Introducing Chitral Town
The administrative centre of Chitral Valley and the old seat of the ruling mehtars, Chitral is a small, relaxed town. It’s possible to get stuck here for more than a few days taking in the scenery and the mountain air. It can feel like a long way from anywhere else in Pakistan, due in part to the effort involved in getting here over the high passes. Most people stop here to recharge their batteries before using it as a base to visit the Kalasha valleys, or to push on to the Shandur Pass or south to Peshawar.
Chitral’s attractions are modest yet still attractive. The main focus is on the old fort on the river that sheltered the besieged British garrison in 1895, and the intricate Grand Mosque nearby.

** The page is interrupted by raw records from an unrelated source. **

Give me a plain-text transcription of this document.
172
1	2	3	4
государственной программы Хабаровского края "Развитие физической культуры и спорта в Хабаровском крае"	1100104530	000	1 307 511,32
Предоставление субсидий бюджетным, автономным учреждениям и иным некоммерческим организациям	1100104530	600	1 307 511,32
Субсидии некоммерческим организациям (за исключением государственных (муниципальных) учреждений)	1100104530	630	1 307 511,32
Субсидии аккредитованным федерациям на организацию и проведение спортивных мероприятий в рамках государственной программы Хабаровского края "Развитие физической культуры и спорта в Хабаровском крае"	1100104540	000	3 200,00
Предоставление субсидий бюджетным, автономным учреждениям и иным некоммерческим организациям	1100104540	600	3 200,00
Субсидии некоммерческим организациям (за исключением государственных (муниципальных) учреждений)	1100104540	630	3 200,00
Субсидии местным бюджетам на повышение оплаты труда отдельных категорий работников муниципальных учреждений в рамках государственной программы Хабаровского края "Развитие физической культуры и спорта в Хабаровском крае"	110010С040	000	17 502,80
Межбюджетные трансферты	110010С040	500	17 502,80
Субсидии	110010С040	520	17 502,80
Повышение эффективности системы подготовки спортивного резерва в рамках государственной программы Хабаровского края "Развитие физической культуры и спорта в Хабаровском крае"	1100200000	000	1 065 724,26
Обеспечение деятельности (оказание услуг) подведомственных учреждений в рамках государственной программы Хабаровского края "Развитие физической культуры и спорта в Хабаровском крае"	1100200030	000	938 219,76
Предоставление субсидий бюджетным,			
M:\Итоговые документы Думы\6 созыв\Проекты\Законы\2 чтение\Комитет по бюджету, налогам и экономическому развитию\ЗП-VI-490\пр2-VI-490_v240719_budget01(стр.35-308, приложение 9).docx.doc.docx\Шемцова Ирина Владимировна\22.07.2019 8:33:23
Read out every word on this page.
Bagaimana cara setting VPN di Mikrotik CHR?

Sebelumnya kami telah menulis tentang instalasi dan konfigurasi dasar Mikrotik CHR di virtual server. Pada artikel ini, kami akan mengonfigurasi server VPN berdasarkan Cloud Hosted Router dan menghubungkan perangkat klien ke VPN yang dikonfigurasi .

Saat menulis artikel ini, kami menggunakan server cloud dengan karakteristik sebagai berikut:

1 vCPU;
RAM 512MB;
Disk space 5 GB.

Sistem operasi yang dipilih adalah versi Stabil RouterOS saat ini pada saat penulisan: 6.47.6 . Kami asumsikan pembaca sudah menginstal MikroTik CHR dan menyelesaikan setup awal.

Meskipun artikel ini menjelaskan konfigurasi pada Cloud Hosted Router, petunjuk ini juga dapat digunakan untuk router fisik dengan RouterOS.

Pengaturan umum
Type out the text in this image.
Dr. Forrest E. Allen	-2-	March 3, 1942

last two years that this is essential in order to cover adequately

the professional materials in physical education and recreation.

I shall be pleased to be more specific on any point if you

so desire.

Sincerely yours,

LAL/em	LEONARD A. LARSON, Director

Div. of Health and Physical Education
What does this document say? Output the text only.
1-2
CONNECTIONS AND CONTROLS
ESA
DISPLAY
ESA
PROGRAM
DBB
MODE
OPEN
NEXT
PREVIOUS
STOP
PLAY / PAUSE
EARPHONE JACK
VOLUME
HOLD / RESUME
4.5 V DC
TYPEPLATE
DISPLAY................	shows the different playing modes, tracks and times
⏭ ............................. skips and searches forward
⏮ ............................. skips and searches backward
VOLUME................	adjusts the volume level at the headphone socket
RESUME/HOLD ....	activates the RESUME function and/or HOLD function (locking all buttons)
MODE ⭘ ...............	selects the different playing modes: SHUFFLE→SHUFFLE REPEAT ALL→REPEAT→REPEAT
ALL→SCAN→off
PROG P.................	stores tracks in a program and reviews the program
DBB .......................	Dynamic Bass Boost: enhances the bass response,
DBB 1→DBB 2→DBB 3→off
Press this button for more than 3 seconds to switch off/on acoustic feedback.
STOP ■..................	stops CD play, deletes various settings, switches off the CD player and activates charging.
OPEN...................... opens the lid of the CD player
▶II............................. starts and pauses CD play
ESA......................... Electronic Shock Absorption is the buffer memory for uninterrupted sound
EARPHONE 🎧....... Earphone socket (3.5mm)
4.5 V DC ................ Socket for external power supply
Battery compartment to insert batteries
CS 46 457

But the local life is even more interesting. The bazaar is a lively mix of traditional and modern, although the conservative nature of society means that it’s possible to go from day to day without seeing a woman on the streets (Chitralis are welcoming of foreign women, however). In summer there are polo matches several times a week, building up to the classic match with Gilgit for the Shandur Cup in July.
Chitralis are mostly Kho-speaking, although there is a sizable Pashtun population. In addition, Afghans make up a significant minority and operate many businesses, from bakeries to transport. Given the proximity of the border, vehicle smuggling is common here.